Landmark NYC store to close, or will it?
Updated: 2015-04-14 05:28
By AMY HE in New York(China Daily USA)
Pearl River Mart in SoHo, seller of Chinese and other Asian products, announced its closing on Tuesday. The store has been in business for 44 years, founded in 1971 by a group of Chinese student activists.[Photo by AMY HE / CHINA DAILY]
At the time, direct trading with China was banned in the aftermath of the Cold War, and after Chen picked products from China and had them shipped to New York, television crews awaited the arrival of the cargo ship, informing Chen of the historic significance of the shipment.
"It marked the first time in 20 years that Chinese products were officially received on American shores," the store said in a news release.
Chen's wife began working at the store eight years after it was founded, and has worked there six days a week ever since. The couple is currently based in SoHo.
"I enjoy working here," Chen said. "Although we have more than 30 shareholders, me and my husband are the ones who are here everyday. I'm going to miss this. I enjoy working here, helping customers, opening packages, even cleaning up. We do everything, and it's very rewarding."
Tourists make up the majority of the store's customers today, many of whom said they were visiting because they had seen the news about the store's closing.
Kathryn Reilly, an editor on a week-long trip from London, had previously lived in New York, but never visited the store. After seeing local news about Pearl River's closing, she decided to drop in, picking out some pieces of kitchenware.
"It's a shame that it's closing," she said, "but I thought I'd stop by after I saw the news."
Mary Rice, a New York native, said she had visited Pearl River Mart years ago to buy tea, but had forgotten about the store's existence until she read about the closing in the newspaper.
"It reminded me that this store was here," she said. "Now I'm going to buy more tea."

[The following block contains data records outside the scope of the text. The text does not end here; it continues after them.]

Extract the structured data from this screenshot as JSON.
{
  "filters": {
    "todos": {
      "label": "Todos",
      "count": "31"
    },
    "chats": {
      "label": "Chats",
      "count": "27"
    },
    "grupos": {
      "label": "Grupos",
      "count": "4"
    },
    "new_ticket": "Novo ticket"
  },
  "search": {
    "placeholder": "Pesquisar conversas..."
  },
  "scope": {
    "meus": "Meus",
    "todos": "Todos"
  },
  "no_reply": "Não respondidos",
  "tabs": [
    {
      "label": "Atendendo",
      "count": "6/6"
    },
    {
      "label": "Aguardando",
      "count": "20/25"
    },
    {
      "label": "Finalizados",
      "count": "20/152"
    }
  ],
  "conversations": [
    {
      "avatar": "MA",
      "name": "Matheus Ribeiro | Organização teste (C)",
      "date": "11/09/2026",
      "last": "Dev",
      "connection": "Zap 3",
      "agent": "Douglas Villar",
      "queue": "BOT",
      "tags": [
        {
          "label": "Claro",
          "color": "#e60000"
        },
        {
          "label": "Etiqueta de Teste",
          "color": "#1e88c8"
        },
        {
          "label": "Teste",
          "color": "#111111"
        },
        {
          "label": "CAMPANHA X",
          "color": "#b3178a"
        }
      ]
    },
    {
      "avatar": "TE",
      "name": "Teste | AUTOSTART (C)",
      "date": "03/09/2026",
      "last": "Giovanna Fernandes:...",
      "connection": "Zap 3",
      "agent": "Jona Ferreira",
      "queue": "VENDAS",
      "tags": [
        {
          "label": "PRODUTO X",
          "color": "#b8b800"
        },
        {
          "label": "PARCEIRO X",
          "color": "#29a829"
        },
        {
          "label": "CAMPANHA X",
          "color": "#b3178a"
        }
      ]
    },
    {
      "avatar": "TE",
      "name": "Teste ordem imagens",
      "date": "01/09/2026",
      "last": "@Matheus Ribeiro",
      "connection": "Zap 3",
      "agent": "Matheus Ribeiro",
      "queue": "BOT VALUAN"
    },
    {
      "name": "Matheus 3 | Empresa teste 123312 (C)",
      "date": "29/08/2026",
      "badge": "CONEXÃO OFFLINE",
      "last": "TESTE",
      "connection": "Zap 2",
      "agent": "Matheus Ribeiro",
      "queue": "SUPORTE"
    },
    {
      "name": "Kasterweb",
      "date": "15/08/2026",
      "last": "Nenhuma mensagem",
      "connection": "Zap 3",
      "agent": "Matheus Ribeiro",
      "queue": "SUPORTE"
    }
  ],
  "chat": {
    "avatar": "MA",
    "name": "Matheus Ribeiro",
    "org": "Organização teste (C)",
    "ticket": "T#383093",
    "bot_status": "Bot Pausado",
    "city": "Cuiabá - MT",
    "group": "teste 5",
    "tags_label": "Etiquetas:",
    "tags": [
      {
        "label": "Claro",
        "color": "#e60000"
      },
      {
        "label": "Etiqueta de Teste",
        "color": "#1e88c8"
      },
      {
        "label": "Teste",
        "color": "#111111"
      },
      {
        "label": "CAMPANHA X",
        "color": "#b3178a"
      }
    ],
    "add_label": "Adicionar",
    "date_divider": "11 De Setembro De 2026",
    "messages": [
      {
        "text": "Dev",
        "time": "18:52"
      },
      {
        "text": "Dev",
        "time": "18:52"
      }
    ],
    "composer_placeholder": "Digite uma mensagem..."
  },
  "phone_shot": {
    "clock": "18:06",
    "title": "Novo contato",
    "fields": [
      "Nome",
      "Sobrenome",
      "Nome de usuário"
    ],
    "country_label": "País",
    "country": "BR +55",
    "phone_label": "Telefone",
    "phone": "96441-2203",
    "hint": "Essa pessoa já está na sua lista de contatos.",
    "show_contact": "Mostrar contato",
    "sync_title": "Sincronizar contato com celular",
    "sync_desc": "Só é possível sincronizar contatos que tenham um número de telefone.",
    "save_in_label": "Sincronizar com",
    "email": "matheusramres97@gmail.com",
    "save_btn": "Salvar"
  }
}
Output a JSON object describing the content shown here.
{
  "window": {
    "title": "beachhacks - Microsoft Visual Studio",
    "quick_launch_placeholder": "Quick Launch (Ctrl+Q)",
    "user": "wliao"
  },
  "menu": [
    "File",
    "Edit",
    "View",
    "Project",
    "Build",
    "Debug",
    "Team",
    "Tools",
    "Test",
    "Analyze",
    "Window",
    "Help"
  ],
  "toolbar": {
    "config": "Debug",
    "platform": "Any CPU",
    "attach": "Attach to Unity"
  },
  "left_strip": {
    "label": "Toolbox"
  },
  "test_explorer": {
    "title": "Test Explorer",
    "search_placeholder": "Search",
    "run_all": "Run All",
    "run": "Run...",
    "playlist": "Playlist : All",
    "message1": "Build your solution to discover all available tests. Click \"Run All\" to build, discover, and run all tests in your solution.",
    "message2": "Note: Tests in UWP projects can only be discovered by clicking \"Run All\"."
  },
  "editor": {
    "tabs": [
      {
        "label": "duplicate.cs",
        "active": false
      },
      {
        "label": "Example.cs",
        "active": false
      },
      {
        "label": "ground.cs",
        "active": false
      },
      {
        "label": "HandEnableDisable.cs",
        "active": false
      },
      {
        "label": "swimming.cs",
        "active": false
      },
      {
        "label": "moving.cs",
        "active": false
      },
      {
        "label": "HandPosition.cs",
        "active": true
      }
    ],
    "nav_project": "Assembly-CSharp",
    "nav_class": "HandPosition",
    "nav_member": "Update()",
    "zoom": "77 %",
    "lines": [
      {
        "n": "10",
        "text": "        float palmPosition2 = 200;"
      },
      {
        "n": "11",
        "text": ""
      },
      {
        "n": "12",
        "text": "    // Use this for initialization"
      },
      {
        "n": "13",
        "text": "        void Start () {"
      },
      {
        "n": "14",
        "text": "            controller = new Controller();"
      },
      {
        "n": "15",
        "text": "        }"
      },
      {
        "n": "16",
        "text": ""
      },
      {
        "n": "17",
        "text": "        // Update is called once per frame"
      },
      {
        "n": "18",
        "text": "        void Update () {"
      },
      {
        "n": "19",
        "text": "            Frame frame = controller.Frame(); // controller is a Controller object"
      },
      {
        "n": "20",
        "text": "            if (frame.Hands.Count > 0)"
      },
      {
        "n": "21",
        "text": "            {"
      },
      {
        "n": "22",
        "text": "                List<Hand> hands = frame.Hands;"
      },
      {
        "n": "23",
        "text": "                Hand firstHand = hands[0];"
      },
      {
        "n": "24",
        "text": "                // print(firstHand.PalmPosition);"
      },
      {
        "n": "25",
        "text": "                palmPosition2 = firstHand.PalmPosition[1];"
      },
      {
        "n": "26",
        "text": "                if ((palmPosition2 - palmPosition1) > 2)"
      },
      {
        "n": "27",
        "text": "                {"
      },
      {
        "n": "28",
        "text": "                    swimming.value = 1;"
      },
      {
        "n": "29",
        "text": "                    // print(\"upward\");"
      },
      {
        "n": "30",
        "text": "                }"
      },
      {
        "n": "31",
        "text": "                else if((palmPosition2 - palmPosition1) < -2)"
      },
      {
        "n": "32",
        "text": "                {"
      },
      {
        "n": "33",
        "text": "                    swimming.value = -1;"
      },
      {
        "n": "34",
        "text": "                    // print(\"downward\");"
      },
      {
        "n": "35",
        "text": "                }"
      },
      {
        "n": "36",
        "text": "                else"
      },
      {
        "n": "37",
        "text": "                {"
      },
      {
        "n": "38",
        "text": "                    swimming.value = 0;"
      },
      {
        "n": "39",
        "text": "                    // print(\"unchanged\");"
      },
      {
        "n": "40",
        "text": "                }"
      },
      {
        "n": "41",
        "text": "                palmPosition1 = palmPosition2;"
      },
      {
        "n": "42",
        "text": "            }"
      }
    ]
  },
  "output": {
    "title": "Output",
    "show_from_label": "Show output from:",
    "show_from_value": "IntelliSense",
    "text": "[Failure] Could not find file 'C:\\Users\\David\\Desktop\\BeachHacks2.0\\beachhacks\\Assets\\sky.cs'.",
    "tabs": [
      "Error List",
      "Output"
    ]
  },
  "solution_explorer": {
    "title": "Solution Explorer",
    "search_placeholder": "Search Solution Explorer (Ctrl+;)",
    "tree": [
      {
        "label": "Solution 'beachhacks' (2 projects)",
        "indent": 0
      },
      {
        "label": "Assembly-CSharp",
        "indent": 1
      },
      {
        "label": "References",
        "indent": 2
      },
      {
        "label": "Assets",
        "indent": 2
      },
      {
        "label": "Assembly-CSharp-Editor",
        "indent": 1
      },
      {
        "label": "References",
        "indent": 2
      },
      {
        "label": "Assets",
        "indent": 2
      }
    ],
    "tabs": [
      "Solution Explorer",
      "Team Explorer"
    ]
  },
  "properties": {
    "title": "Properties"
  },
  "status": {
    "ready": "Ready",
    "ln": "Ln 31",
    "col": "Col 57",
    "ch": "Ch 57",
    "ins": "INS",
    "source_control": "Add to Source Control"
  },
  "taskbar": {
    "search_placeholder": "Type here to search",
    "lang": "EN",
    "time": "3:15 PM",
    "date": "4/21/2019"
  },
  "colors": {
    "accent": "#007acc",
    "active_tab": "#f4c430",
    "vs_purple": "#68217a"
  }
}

Pearl River Mart's 40 employees and online website will remain operational until its lease is up in December, the company said.
Mei Hua, a cashier who has worked at the store for more than a decade, said that she feels the same way as loyal customers do. "It's such a shame that it's closing," she said.
But Chen said that she's not worried about what's going to happen to the store next.
"We're so glad for what's happened in the past 40 years between China and the US. We're all so glad that we were a small part of it. We appreciate that we had a chance to do something," Chen said. "Whatever happens is going to happen. We'll try our best. If the legacy of the store can continue, that'll be great. If not, that's fine too, because not everything has a chapter two."